Allen Varney posits that online distribution may be the technology that unshackles the chains that Wal-Mart has put on the content and creativity of the games industry. However, what most tech writers fail to recognize is the appalling lack of quality conduits linking consumers to the internet. Not to mention these connections cost far too much for the amount of bandwidth they provide. Cable, phone, and wireless networks in the US hold a stranglehold on the potential of the internet to become the marketing and retail juggernaut it so desperately wants to be, simply because we have failed miserabley in the construction of high quality, high speed networks. I still can't get a decent signal on my cellphone and I live in a metropolitan area that serves over 200,000 people.

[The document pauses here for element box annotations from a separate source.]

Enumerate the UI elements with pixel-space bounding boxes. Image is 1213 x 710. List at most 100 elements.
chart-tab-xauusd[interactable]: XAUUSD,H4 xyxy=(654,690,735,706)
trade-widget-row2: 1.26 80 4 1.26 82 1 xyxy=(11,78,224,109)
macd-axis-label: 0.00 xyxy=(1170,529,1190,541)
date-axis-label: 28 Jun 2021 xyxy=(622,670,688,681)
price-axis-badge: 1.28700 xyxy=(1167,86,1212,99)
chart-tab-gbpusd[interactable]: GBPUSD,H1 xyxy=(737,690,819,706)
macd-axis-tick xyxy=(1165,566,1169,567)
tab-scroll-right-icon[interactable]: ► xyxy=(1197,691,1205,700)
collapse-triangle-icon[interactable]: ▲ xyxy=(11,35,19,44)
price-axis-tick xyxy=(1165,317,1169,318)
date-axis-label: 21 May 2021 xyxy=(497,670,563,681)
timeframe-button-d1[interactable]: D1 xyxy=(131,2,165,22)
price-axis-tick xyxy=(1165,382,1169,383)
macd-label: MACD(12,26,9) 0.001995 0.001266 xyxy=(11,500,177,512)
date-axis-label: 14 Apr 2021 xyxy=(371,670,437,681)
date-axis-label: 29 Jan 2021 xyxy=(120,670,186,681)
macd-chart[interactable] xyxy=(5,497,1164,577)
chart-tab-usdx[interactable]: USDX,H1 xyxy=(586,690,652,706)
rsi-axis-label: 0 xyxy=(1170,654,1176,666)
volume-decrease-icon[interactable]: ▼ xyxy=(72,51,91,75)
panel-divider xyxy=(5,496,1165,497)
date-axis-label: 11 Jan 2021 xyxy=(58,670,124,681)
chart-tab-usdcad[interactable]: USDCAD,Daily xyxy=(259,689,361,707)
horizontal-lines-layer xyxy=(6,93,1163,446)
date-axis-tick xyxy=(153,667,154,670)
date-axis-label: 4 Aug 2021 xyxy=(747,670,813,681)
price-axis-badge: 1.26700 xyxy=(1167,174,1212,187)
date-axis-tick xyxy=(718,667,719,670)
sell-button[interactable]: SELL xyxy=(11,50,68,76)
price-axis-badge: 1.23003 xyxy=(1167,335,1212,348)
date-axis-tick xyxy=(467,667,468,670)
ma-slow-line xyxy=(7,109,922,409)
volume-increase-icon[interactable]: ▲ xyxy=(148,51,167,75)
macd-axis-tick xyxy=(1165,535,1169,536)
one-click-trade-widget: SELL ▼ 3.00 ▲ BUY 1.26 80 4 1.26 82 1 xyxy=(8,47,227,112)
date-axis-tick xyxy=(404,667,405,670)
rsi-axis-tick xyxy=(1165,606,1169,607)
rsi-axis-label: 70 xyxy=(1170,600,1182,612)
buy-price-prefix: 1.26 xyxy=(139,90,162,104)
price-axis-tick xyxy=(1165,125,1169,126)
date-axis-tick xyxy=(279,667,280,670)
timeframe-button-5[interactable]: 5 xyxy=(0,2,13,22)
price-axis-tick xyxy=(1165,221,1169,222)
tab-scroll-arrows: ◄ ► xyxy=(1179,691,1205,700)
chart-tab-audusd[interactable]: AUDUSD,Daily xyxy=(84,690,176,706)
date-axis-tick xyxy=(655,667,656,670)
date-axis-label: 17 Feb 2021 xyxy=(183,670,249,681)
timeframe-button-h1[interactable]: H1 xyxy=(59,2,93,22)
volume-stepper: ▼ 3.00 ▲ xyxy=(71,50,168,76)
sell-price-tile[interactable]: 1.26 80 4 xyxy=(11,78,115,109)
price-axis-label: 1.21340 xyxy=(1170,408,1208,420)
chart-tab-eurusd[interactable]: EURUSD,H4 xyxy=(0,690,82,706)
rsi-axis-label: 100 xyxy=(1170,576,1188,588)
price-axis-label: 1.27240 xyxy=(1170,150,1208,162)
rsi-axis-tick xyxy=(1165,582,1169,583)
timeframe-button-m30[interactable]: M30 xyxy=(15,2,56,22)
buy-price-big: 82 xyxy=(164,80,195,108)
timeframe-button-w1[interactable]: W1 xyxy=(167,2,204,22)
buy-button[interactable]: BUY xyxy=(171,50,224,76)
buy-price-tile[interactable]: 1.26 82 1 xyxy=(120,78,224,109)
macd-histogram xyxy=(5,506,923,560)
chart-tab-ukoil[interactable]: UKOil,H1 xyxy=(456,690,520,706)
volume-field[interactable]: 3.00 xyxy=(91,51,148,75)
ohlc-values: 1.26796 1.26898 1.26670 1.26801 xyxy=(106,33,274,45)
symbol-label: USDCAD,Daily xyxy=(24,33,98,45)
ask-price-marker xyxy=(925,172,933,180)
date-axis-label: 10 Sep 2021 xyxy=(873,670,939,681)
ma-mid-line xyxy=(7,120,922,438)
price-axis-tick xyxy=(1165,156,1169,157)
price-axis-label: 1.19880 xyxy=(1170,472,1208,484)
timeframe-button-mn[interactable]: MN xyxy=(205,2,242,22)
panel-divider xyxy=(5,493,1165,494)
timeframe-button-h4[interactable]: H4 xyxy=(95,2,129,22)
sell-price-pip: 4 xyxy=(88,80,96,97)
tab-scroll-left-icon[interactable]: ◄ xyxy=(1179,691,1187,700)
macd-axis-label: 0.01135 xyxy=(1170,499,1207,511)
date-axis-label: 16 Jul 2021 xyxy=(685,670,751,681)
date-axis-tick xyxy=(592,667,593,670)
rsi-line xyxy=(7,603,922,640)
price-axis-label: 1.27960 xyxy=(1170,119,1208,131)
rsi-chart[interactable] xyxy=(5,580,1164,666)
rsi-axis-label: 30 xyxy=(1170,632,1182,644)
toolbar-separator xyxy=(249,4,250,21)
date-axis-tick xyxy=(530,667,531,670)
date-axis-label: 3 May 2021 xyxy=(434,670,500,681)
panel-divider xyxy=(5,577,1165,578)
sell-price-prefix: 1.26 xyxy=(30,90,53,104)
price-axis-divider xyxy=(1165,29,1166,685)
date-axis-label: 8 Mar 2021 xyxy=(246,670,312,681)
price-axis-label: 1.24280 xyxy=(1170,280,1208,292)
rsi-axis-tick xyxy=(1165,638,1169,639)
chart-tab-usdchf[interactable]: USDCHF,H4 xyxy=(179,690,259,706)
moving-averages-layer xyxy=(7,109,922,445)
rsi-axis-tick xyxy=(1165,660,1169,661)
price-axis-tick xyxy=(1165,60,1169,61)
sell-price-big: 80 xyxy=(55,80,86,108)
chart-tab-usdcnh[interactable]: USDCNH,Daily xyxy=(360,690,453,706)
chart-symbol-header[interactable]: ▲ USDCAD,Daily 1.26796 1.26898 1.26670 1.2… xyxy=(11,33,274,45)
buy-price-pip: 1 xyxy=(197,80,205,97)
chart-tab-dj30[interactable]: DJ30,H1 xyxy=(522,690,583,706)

I remember the promises of telcom companies, before the internet was even in the public conscience, that fiberoptic networks were just over the horizon and that they would connect you to the world, "at the speed of light." That was decades ago and I am still waiting. Thus, today, if consumers in the US want to connect to the internet they must pay their cable provider exorbinant sums of money each month (as I do) or run data over the old twisted pair network their phones use (DSL). Meanwhile, the fiberoptic network is still, "under construction."
Until the infastructure is there, the promise of the internet mega-boom that will revolutionize the retail world is nothing but a pipe dream. One that has already cost dot.com venture capitalists sizeable sums of money, when the dream failed to materialize into reality in the 1990's. Just ask yourself why the largest traditional retail chain in US history has come to fruition in the era of e-tailers?

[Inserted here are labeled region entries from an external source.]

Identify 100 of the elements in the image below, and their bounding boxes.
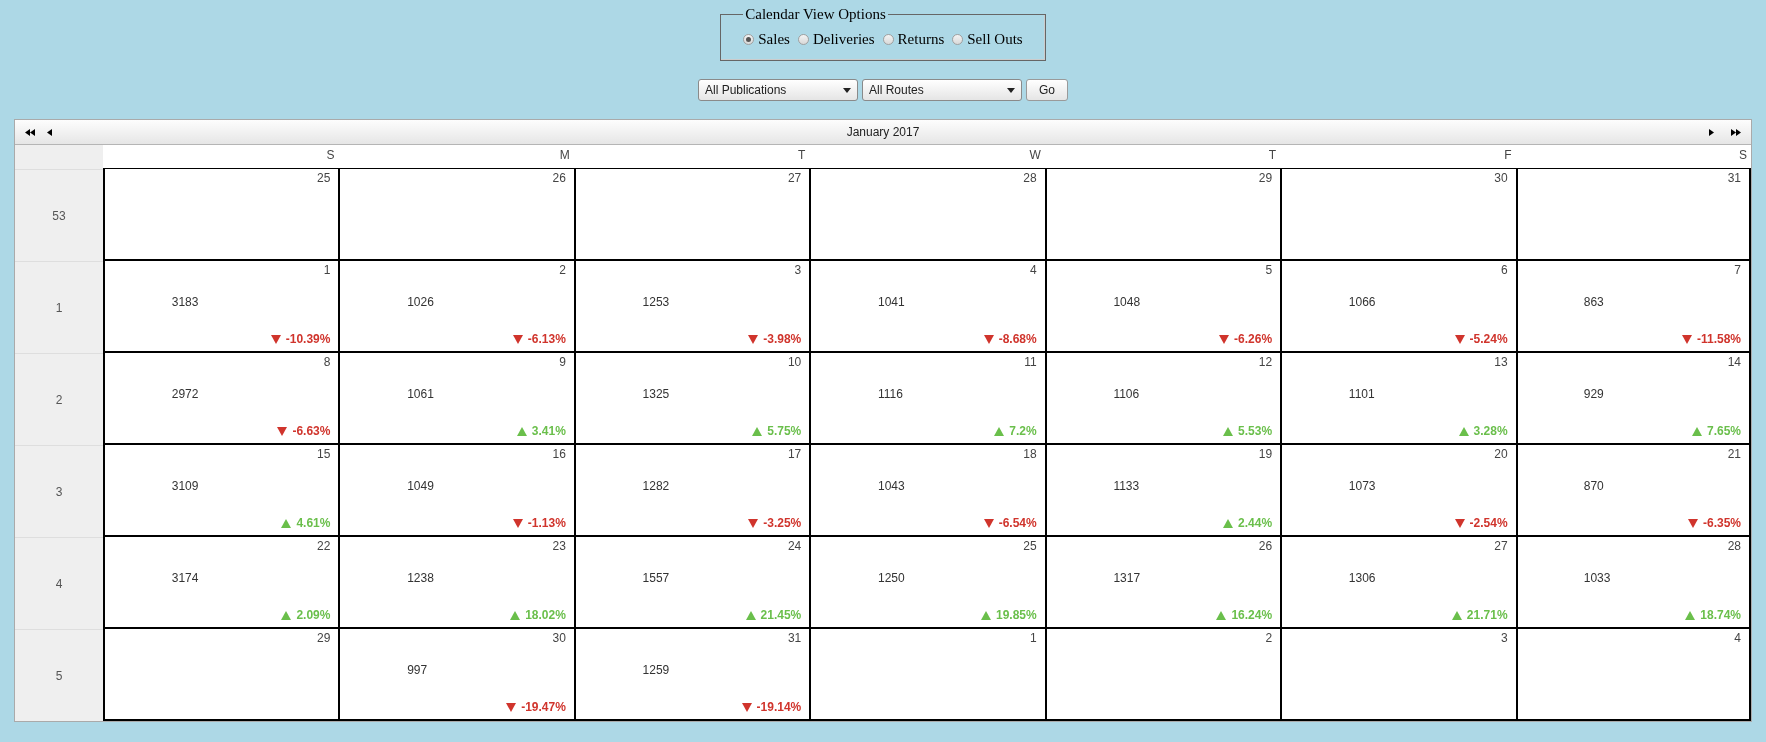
sales-value: 1133: [1113, 479, 1140, 493]
sales-value: 1557: [642, 571, 670, 585]
day-cell[interactable]: 1 3183 -10.39%: [103, 261, 339, 353]
day-cell[interactable]: 29: [1044, 169, 1281, 261]
day-cell[interactable]: 27 1306 21.71%: [1280, 537, 1516, 629]
day-cell[interactable]: 30: [1280, 169, 1516, 261]
week-number: 1: [15, 261, 103, 353]
weekday-header: F: [1280, 145, 1516, 169]
radio-button[interactable]: [743, 34, 755, 45]
day-cell[interactable]: 14 929 7.65%: [1515, 353, 1751, 445]
day-cell[interactable]: 3 1253 -3.98%: [573, 261, 810, 353]
day-number: 7: [1734, 263, 1741, 279]
weekday-header: T: [1044, 145, 1281, 169]
day-cell[interactable]: 7 863 -11.58%: [1515, 261, 1751, 353]
sales-value: 3109: [171, 479, 199, 493]
down-triangle-icon: [748, 518, 759, 528]
radio-label[interactable]: Sales: [758, 31, 790, 48]
day-cell[interactable]: 31 1259 -19.14%: [573, 629, 810, 721]
month-title: January 2017: [845, 125, 921, 139]
sales-value: 1325: [642, 387, 670, 401]
sales-value: 1250: [878, 571, 905, 585]
day-cell[interactable]: 23 1238 18.02%: [338, 537, 574, 629]
day-cell[interactable]: 17 1282 -3.25%: [573, 445, 810, 537]
up-triangle-icon: [981, 610, 991, 620]
day-number: 27: [1494, 539, 1508, 555]
day-cell[interactable]: 26: [338, 169, 574, 261]
day-cell[interactable]: 13 1101 3.28%: [1280, 353, 1516, 445]
day-cell[interactable]: 15 3109 4.61%: [103, 445, 339, 537]
sales-value: 1253: [642, 295, 670, 309]
radio-button[interactable]: [952, 34, 964, 45]
day-cell[interactable]: 20 1073 -2.54%: [1280, 445, 1516, 537]
radio-button[interactable]: [797, 34, 809, 45]
weekday-header: W: [809, 145, 1045, 169]
day-cell[interactable]: 5 1048 -6.26%: [1044, 261, 1281, 353]
day-number: 1: [1030, 631, 1037, 647]
day-cell[interactable]: 12 1106 5.53%: [1044, 353, 1281, 445]
day-cell[interactable]: 28 1033 18.74%: [1515, 537, 1751, 629]
day-cell[interactable]: 10 1325 5.75%: [573, 353, 810, 445]
day-cell[interactable]: 21 870 -6.35%: [1515, 445, 1751, 537]
route-dropdown[interactable]: All Routes: [862, 79, 1022, 101]
day-cell[interactable]: 30 997 -19.47%: [338, 629, 574, 721]
sales-value: 1317: [1113, 571, 1141, 585]
sales-value: 1073: [1348, 479, 1376, 493]
sales-value: 1066: [1348, 295, 1376, 309]
double-right-arrow-icon[interactable]: [1731, 128, 1741, 136]
day-cell[interactable]: 18 1043 -6.54%: [809, 445, 1045, 537]
day-cell[interactable]: 4: [1515, 629, 1751, 721]
day-cell[interactable]: 19 1133 2.44%: [1044, 445, 1281, 537]
day-cell[interactable]: 2: [1044, 629, 1281, 721]
publication-dropdown[interactable]: All Publications: [698, 79, 858, 101]
radio-button[interactable]: [882, 34, 894, 45]
change-percent: -11.58%: [1696, 332, 1741, 346]
day-cell[interactable]: 8 2972 -6.63%: [103, 353, 339, 445]
day-number: 31: [787, 631, 802, 647]
day-cell[interactable]: 26 1317 16.24%: [1044, 537, 1281, 629]
day-number: 30: [1494, 171, 1508, 187]
day-cell[interactable]: 3: [1280, 629, 1516, 721]
day-cell[interactable]: 4 1041 -8.68%: [809, 261, 1045, 353]
sales-value: 1043: [878, 479, 905, 493]
day-cell[interactable]: 6 1066 -5.24%: [1280, 261, 1516, 353]
change-percent: -6.54%: [998, 516, 1037, 530]
day-cell[interactable]: 2 1026 -6.13%: [338, 261, 574, 353]
change-percent: -8.68%: [998, 332, 1037, 346]
change-percent: 21.45%: [760, 608, 802, 622]
day-cell[interactable]: 29: [103, 629, 339, 721]
day-number: 18: [1023, 447, 1037, 463]
down-triangle-icon: [1219, 334, 1230, 344]
sales-value: 1049: [407, 479, 434, 493]
day-number: 1: [323, 263, 331, 279]
day-number: 13: [1494, 355, 1508, 371]
radio-label[interactable]: Deliveries: [812, 31, 875, 48]
go-button[interactable]: Go: [1026, 79, 1068, 101]
day-cell[interactable]: 1: [809, 629, 1045, 721]
sales-value: 997: [407, 663, 428, 677]
day-cell[interactable]: 9 1061 3.41%: [338, 353, 574, 445]
day-cell[interactable]: 31: [1515, 169, 1751, 261]
day-cell[interactable]: 25: [103, 169, 339, 261]
sales-value: 863: [1583, 295, 1604, 309]
day-number: 5: [1265, 263, 1273, 279]
up-triangle-icon: [752, 426, 763, 436]
day-cell[interactable]: 27: [573, 169, 810, 261]
day-number: 14: [1727, 355, 1741, 371]
down-triangle-icon: [1687, 518, 1698, 528]
day-number: 21: [1727, 447, 1741, 463]
double-left-arrow-icon[interactable]: [25, 128, 35, 136]
radio-label[interactable]: Sell Outs: [967, 31, 1023, 48]
weekday-header: S: [1515, 145, 1751, 169]
day-cell[interactable]: 25 1250 19.85%: [809, 537, 1045, 629]
down-triangle-icon: [983, 518, 994, 528]
sales-value: 929: [1583, 387, 1604, 401]
change-percent: -6.63%: [292, 424, 331, 438]
day-number: 2: [559, 263, 566, 279]
radio-label[interactable]: Returns: [897, 31, 945, 48]
day-cell[interactable]: 11 1116 7.2%: [809, 353, 1045, 445]
day-cell[interactable]: 28: [809, 169, 1045, 261]
change-percent: 5.75%: [767, 424, 802, 438]
day-cell[interactable]: 16 1049 -1.13%: [338, 445, 574, 537]
day-cell[interactable]: 24 1557 21.45%: [573, 537, 810, 629]
day-number: 6: [1500, 263, 1508, 279]
day-cell[interactable]: 22 3174 2.09%: [103, 537, 339, 629]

The potential is certainly there. We have the largest (in terms of capital) and most prized consumer base in the world. But if companies, game publishers included, want to distribute their products via the internet, they better push the communication and media companies to actually get some guys out there and build the networks, then offer access to consumers at an afforable price. The thing is, no one wants to pay for it and failing to do so will only result in slower-than-potential growth and moderate success. The Reign of King Wal-Mart will live on I'm afraid.